By fall, the caterpillars were forgotten, and officials worried that Noriega might beat the drug charges against him, although the tamale case looked solid.
In the Soviet Union, the year began with stirring footage of statues of Lenin being pulled to the ground. By November in Leningrad, food lines were so long that people fainted from hunger, broke ribs and had heart attacks. Germany became one country again, a fine thing marred only slightly by neo-Nazi youth gangs in capes smashing storefronts in Leipzig and arming themselves, it was said, with black-market Soviet rocket launchers. Gorbachev, the Nobel Prize winner, the object of adoring screams on the streets of Washington, started to look small, gray, tired and worried.
Icons crumbled, role models tumbled.
Donald Trump started off the year playing the Ultimate Egregious American Millionaire, and ended up dodging an angry audience of bondholders. Marion Barry, the mayor who billed himself as the Night Owl, starred in a popular FBI videotape known as "The Bitch Set Me Up." He was convicted of a drug misdemeanor, and then he couldn't even get elected to an at-large seat on the city council, and then his wife moved out. Michael Milken, the curly-haired boyish star of the '80s on Wall Street, got a 10-year sentence to a prison whose rules would keep him from wearing his curly, boyish wig. Neil Bush, the president's son, not only had to appear before bank regulators, but also had to hear his father describe him as his "second most sensitive" son.
The flower of middle-class moralism turned out in spring weather for a mass celebration of Earth Day, a ritual worthy of the better days of the French Revolution. By fall, voters were trashing environmental initiatives and Earth Day had been forgotten, cast into the memory hole with short-lived phenomena like plucky Lithuania and nasty comedian Andrew Dice Clay.
Things had started so well this year -- a bit lacking in muscle tone perhaps, a bit smug and bored, but what had we done to deserve this sort of change?
Massachusetts Gov. Michael Dukakis, whose own lieutenant governor tried to engineer a coup last fall, said that America seemed to be having a "collective nervous breakdown." A New York Times/CBS poll said four out of 10 Americans thought things would get worse in the next five years.
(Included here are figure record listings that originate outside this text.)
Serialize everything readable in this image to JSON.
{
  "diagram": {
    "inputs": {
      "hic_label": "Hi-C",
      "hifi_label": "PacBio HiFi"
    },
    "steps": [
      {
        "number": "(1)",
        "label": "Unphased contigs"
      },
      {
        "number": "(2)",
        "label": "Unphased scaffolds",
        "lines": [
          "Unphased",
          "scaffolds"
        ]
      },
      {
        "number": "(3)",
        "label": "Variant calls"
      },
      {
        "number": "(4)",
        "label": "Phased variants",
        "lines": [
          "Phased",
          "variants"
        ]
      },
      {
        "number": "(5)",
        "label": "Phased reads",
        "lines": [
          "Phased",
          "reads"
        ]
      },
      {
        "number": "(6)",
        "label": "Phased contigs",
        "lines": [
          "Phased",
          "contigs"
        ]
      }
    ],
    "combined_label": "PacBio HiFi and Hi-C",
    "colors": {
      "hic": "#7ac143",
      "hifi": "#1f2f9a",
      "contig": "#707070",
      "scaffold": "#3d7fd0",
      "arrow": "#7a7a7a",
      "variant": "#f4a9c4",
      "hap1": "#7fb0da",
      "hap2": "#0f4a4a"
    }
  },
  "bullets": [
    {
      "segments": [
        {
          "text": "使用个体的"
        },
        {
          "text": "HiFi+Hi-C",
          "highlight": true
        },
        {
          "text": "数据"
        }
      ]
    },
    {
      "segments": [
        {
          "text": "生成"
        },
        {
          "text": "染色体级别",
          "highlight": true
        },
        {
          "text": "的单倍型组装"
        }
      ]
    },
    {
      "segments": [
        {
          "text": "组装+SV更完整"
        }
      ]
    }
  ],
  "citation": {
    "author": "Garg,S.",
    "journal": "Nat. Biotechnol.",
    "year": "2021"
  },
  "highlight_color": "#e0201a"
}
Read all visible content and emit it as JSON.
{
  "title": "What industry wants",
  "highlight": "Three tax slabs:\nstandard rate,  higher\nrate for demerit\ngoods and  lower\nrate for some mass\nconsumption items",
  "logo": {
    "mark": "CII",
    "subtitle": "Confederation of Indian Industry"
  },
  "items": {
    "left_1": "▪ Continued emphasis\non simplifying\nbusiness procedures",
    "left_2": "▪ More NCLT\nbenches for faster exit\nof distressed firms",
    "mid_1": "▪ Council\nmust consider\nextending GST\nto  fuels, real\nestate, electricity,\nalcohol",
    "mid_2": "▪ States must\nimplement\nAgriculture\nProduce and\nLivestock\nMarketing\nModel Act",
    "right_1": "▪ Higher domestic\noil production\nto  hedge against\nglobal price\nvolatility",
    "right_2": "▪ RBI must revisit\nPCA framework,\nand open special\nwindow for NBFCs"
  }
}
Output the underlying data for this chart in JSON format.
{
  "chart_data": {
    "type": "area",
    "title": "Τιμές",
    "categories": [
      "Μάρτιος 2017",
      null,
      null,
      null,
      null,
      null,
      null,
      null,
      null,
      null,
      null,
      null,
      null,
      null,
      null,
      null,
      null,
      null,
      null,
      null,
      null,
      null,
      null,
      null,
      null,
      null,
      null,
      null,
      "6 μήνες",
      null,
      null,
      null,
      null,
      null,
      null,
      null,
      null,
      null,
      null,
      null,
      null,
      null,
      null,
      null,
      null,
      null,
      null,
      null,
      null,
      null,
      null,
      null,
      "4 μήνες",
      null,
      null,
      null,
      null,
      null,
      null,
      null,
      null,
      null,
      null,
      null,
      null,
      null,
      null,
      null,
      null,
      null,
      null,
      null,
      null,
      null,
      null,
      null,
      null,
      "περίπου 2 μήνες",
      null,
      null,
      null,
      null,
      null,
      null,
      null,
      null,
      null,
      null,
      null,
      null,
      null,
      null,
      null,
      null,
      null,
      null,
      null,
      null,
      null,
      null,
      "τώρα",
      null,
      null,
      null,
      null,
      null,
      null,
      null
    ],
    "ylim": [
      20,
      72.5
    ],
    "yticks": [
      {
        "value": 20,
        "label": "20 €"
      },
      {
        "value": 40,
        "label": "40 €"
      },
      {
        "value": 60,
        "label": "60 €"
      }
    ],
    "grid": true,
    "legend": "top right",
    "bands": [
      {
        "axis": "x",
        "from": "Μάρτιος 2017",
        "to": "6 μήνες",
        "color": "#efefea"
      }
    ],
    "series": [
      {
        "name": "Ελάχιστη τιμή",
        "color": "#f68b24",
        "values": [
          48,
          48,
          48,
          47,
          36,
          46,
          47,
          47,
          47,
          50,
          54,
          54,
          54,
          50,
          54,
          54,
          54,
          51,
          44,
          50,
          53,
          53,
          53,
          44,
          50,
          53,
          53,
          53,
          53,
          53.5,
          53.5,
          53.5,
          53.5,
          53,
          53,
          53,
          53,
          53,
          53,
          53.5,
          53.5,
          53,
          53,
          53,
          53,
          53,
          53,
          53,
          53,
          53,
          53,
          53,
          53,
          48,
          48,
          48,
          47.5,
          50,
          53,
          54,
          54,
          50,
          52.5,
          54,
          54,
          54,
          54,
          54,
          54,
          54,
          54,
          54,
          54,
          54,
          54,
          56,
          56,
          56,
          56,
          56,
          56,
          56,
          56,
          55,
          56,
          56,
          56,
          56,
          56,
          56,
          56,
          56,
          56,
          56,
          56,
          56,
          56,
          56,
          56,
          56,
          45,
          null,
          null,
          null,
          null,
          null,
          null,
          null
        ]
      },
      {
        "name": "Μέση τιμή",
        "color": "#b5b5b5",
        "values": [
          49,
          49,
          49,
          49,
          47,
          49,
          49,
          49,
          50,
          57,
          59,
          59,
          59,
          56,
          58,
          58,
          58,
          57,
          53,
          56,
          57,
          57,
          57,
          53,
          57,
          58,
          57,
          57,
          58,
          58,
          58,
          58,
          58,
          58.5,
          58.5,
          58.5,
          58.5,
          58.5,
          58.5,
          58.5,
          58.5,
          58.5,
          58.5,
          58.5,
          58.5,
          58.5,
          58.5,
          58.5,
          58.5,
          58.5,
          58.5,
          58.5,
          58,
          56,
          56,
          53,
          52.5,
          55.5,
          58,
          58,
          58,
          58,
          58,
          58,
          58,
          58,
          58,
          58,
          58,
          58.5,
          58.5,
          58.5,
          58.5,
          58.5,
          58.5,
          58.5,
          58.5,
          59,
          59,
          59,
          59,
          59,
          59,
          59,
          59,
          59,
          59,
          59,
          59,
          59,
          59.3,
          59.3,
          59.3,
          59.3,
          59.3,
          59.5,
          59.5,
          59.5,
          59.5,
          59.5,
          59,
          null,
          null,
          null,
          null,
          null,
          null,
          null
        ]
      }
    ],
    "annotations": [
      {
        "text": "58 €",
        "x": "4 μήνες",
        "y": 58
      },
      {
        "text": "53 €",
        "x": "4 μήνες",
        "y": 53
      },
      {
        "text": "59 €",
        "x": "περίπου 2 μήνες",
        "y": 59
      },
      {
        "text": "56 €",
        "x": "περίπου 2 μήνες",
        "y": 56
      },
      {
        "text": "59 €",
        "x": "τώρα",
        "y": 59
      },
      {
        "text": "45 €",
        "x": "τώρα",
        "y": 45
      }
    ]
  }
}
Bush worried publicly that we might be returning to the days of Jimmy Carter's malaise. He visited the Persian Gulf for Thanksgiving. The greatest logistics machine in history got turkey dinners to most, but not all, of the troops out there in the talcum-like dust. Then we were into the holiday season, time for the annual media plaints about empty stores and tapped-out consumers. The Senate grilled the Keating Five -- senators who had done business with savings-and-loan greedhead Charles Keating. Judicial scholar Bruce Fein was unkind enough to remind us of the truth about representative government: "The difference between bribery and constituent service is a dim one." Was the fox in the henhouse, or were the chickens just coming home to roost? So little was possible, so much was real.
Oh, war, and rumors of war. And puritan self-loathing. And self-pity, playing like Muzak in the great elevator of the American psyche.
One is tempted to say what a lovely fall it was, how warm, except that one doesn't want to get the global-warming worriers riled up. But let the record show that summer lasted so long, this year, that leaves were still falling off the trees in December, speckling the "statued air," as Philip Larkin once wrote, he being the poet laureate of late-20th-century decline and -- dare we say it? -- fall.
Henry Allen writes for The Post's Style section.